Support text return type for SentenceChunker

chonkie-ai · Jan 7, 2025 · 1a3726d · 1a3726d
1 parent 30c84de
commit 1a3726d
Showing 1 changed file with 14 additions and 3 deletions.
diff --git a/src/chonkie/chunker/sentence.py b/src/chonkie/chunker/sentence.py
@@ -1,7 +1,7 @@
 """Sentence chunker."""
 from bisect import bisect_left
 from itertools import accumulate
-from typing import Any, List, Union
+from typing import Any, List, Union, Literal
 
 from chonkie.types import Chunk, Sentence, SentenceChunk
 
@@ -33,6 +33,7 @@ def __init__(
         min_characters_per_sentence: int = 12,
         approximate: bool = True,
         delim: Union[str, List[str]] = [".", "!", "?", "\n"],
+        return_type: Literal["chunks", "texts"] = "chunks",
         **kwargs
     ):
         """Initialize the SentenceChunker with configuration parameters.

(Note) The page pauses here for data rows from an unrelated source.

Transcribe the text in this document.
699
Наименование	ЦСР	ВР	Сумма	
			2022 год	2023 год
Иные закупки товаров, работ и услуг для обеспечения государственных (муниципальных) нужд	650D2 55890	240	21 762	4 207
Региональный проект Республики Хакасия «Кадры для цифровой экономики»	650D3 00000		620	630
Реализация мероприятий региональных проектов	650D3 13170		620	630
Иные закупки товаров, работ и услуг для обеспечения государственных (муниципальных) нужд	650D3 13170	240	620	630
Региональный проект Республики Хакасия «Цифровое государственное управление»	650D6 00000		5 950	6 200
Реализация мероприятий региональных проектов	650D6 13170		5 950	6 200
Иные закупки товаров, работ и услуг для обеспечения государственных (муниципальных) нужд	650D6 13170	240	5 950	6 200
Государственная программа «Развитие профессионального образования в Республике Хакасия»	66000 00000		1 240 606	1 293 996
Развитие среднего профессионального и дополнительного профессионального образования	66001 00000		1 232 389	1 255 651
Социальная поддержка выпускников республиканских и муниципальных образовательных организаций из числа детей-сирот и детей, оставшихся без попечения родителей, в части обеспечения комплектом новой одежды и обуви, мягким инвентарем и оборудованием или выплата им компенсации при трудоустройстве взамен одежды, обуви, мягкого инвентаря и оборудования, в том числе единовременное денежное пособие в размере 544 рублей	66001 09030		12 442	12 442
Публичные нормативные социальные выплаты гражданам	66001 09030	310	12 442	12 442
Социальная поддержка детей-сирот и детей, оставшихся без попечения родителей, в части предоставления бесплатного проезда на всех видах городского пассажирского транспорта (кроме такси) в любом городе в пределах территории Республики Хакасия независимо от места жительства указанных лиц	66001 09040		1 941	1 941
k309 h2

@@ -48,6 +49,8 @@ def __init__(
             min_characters_per_sentence: Minimum number of characters per sentence
             approximate: Whether to use approximate token counting (defaults to True)
             delim: Delimiters to split sentences on
+            return_type: Whether to return chunks or texts
+
         Raises:
             ValueError: If parameters are invalid
 
@@ -62,6 +65,8 @@ def __init__(
             raise ValueError("min_sentences_per_chunk must be at least 1")
         if min_characters_per_sentence < 1:
             raise ValueError("min_characters_per_sentence must be at least 1")
+        if return_type not in ["chunks", "texts"]:
+            raise ValueError("Invalid return_type. Must be either 'chunks' or 'texts'.")
 
         self.chunk_size = chunk_size
         self.chunk_overlap = chunk_overlap
@@ -70,6 +75,7 @@ def __init__(
         self.approximate = approximate
         self.delim = delim
         self.sep = "🦛"
+        self.return_type = return_type
 
     # TODO: This is a older method of sentence splitting that uses Regex
     # but since Regex in python via re is super slooooow we use a different method
@@ -372,8 +378,13 @@ def chunk(self, text: str) -> List[Chunk]:
                 chunk_sentences = sentences[pos:split_idx]
                 chunk_text = "".join(s.text for s in chunk_sentences)
                 actual = len(self._encode(chunk_text))
-
-            chunks.append(self._create_chunk(chunk_sentences, actual))
+
+            if self.return_type == "chunks":
+                chunks.append(self._create_chunk(chunk_sentences, actual))
+            elif self.return_type == "texts":
+                chunks.append("".join(chunk_sentences))
+            else:
+                raise ValueError("Invalid return_type. Must be either 'chunks' or 'texts'.")
 
             # Calculate next position with overlap
             if self.chunk_overlap > 0 and split_idx < len(sentences):